Sea Grammar will be useful for anyone interested in early modern nautical matters, but it also sheds light on the development of specialist vocabularies. In 1625 Gervaise Markham had published The Soldier’s Accidence, a specialist introductory vocabulary for the military man. It can remind us that much measurement and description to do with the sea developed out of naval, military priorities, as well as fishing requirements.
March 2, 2010
The Rijksmuseum website explains that Ludolf Bakhuysen’s Ships in Distress in a Heavy Storm (c.1690) was ‘not intended as a depiction of a historical event’. Apparently Bakhuysen used to sail out to sea during different weather conditions and observe the colours of the sea and sky. Context slips away similarly in a description on the National Gallery website, in relation to his painting An English Vessel and a Man-of-war in a Rough Sea (1680s). There it is explained that ‘A preparatory drawing [...] identifies the view as the mouth of the Thames at Deal, Kent, but the coast there differs from the drawing and is almost certainly imaginary’.

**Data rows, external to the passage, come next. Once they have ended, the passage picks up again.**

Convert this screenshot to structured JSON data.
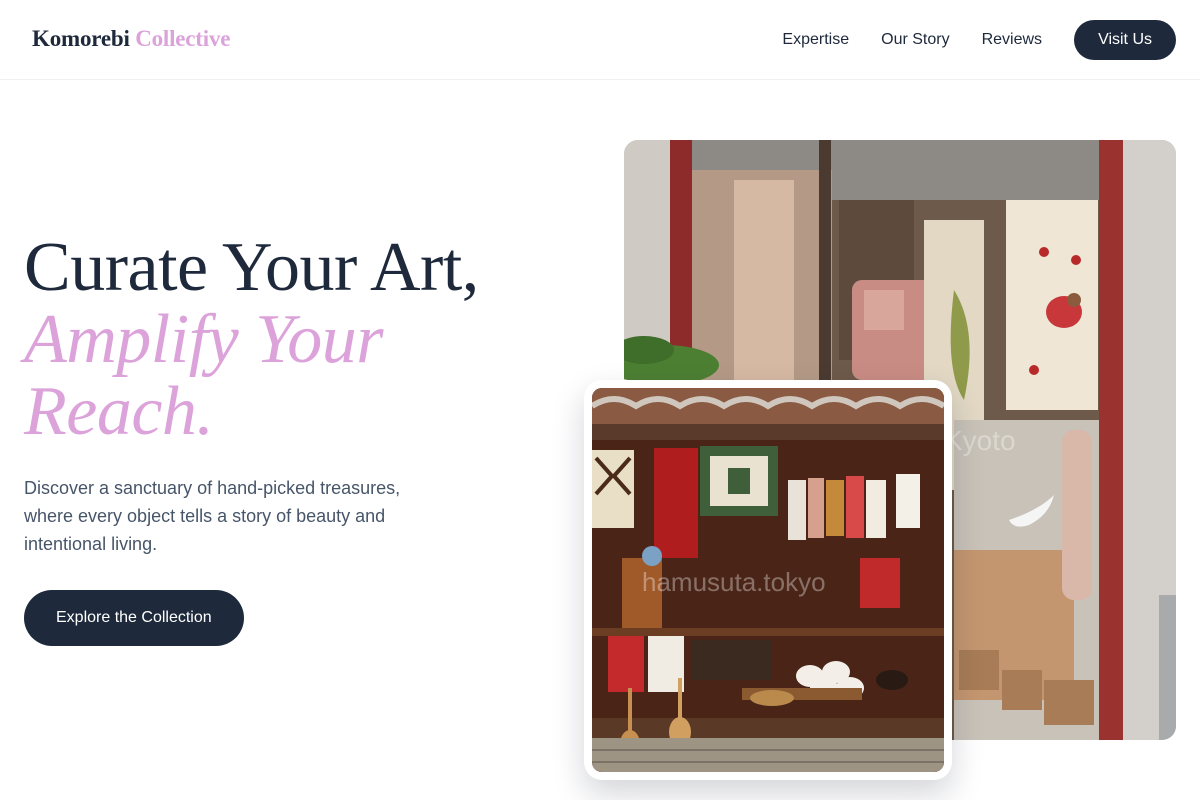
{
  "header": {
    "logo_main": "Komorebi",
    "logo_accent": "Collective",
    "nav": [
      {
        "label": "Expertise"
      },
      {
        "label": "Our Story"
      },
      {
        "label": "Reviews"
      }
    ],
    "cta_label": "Visit Us"
  },
  "hero": {
    "title_line1": "Curate Your Art,",
    "title_line2": "Amplify Your",
    "title_line3": "Reach.",
    "description": "Discover a sanctuary of hand-picked treasures, where every object tells a story of beauty and intentional living.",
    "cta_label": "Explore the Collection"
  },
  "images": {
    "shop_window_watermark": "Kyoto",
    "market_watermark": "hamusuta.tokyo"
  },
  "colors": {
    "primary": "#1e293b",
    "accent": "#dca3db",
    "body_text": "#475569"
  }
}
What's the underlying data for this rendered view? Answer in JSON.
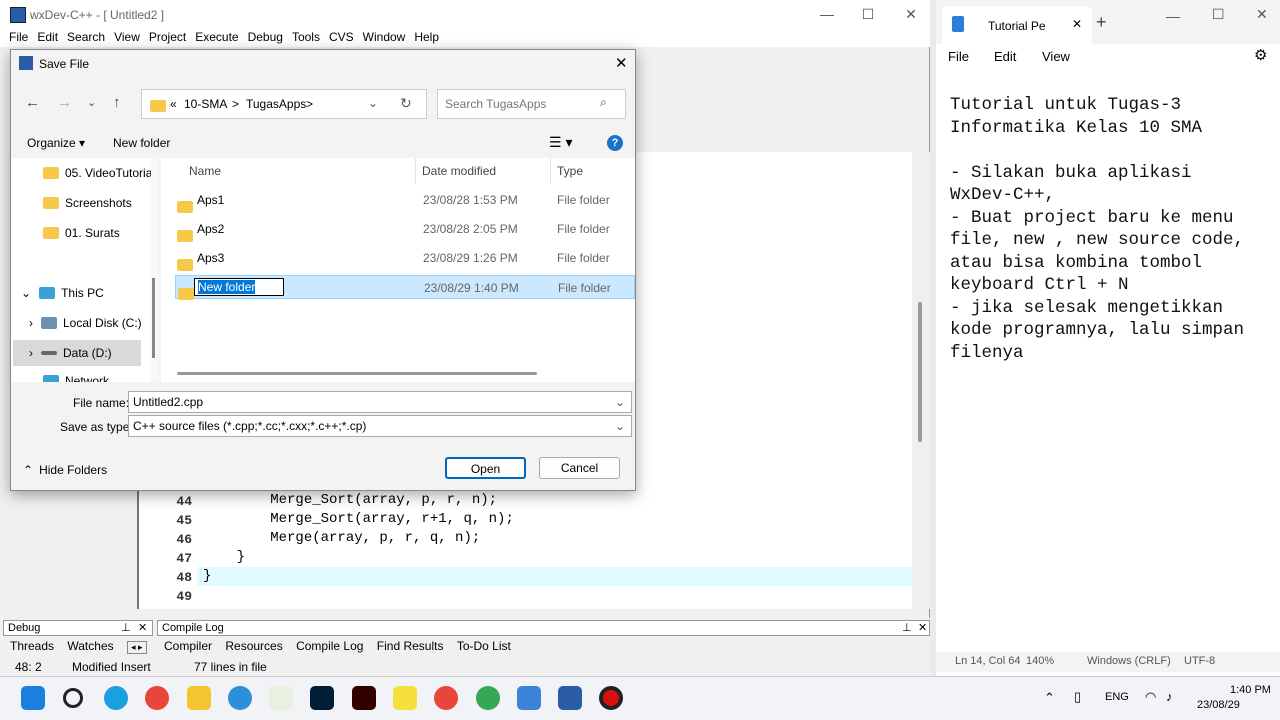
{
  "ide": {
    "title": "wxDev-C++ - [ Untitled2 ]",
    "menu": [
      "File",
      "Edit",
      "Search",
      "View",
      "Project",
      "Execute",
      "Debug",
      "Tools",
      "CVS",
      "Window",
      "Help"
    ],
    "code": [
      {
        "ln": "44",
        "text": "        Merge_Sort(array, p, r, n);"
      },
      {
        "ln": "45",
        "text": "        Merge_Sort(array, r+1, q, n);"
      },
      {
        "ln": "46",
        "text": "        Merge(array, p, r, q, n);"
      },
      {
        "ln": "47",
        "text": "    }"
      },
      {
        "ln": "48",
        "text": "}"
      },
      {
        "ln": "49",
        "text": ""
      }
    ],
    "debug_label": "Debug",
    "compile_log_label": "Compile Log",
    "debug_tabs": [
      "Threads",
      "Watches"
    ],
    "output_tabs": [
      "Compiler",
      "Resources",
      "Compile Log",
      "Find Results",
      "To-Do List"
    ],
    "status": {
      "pos": "48: 2",
      "mode": "Modified Insert",
      "lines": "77 lines in file"
    }
  },
  "dialog": {
    "title": "Save File",
    "breadcrumb": [
      "«",
      "10-SMA",
      ">",
      "TugasApps",
      ">"
    ],
    "search_placeholder": "Search TugasApps",
    "organize": "Organize ▾",
    "new_folder": "New folder",
    "nav": [
      "05. VideoTutoria",
      "Screenshots",
      "01. Surats",
      "This PC",
      "Local Disk (C:)",
      "Data (D:)",
      "Network"
    ],
    "columns": {
      "name": "Name",
      "date": "Date modified",
      "type": "Type"
    },
    "files": [
      {
        "name": "Aps1",
        "date": "23/08/28 1:53 PM",
        "type": "File folder"
      },
      {
        "name": "Aps2",
        "date": "23/08/28 2:05 PM",
        "type": "File folder"
      },
      {
        "name": "Aps3",
        "date": "23/08/29 1:26 PM",
        "type": "File folder"
      },
      {
        "name": "New folder",
        "date": "23/08/29 1:40 PM",
        "type": "File folder"
      }
    ],
    "file_name_label": "File name:",
    "file_name_value": "Untitled2.cpp",
    "save_type_label": "Save as type:",
    "save_type_value": "C++ source files (*.cpp;*.cc;*.cxx;*.c++;*.cp)",
    "hide_folders": "Hide Folders",
    "open": "Open",
    "cancel": "Cancel"
  },
  "notepad": {
    "tab_title": "Tutorial Pe",
    "menu": [
      "File",
      "Edit",
      "View"
    ],
    "text": "Tutorial untuk Tugas-3\nInformatika Kelas 10 SMA\n\n- Silakan buka aplikasi\nWxDev-C++,\n- Buat project baru ke menu\nfile, new , new source code,\natau bisa kombina tombol\nkeyboard Ctrl + N\n- jika selesak mengetikkan\nkode programnya, lalu simpan\nfilenya",
    "status": {
      "pos": "Ln 14, Col 64",
      "zoom": "140%",
      "eol": "Windows (CRLF)",
      "enc": "UTF-8"
    }
  },
  "taskbar": {
    "lang": "ENG",
    "time": "1:40 PM",
    "date": "23/08/29"
  }
}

Some subjects have signs of fixed place. A View across a River near Dordrecht (?) – to carry on using the galleries’ titles – depicts a ship flying the Dutch colours against the backdrop of a town that ‘seems to be Dordrecht’. Another painting, Dutch Men-of-war entering a Mediterranean Port (1681) is described thus on the NG site:
The man-of-war on the left flies the Dutch colours and has the arms of Amsterdam on her stern. Another man-of-war in the right middle-distance carries the flag of the States-General and a plain red ensign. Other small vessels are visible and fly Dutch colours. The view is probably imaginary, but the galleys show that a Mediterranean scene is intended.
What do we mean by probably imaginary in relation to paintings? Do we mean that the painting was not created at the site of a real scene, or that those exact visual circumstances never occurred? What constitutes an ‘event’? Is an ‘historical event’ something that is supposed to appear as a set of sensory effects not saturated in an index of experience, as Bakhuysen would have had of the sea if he regularly sailed in storms?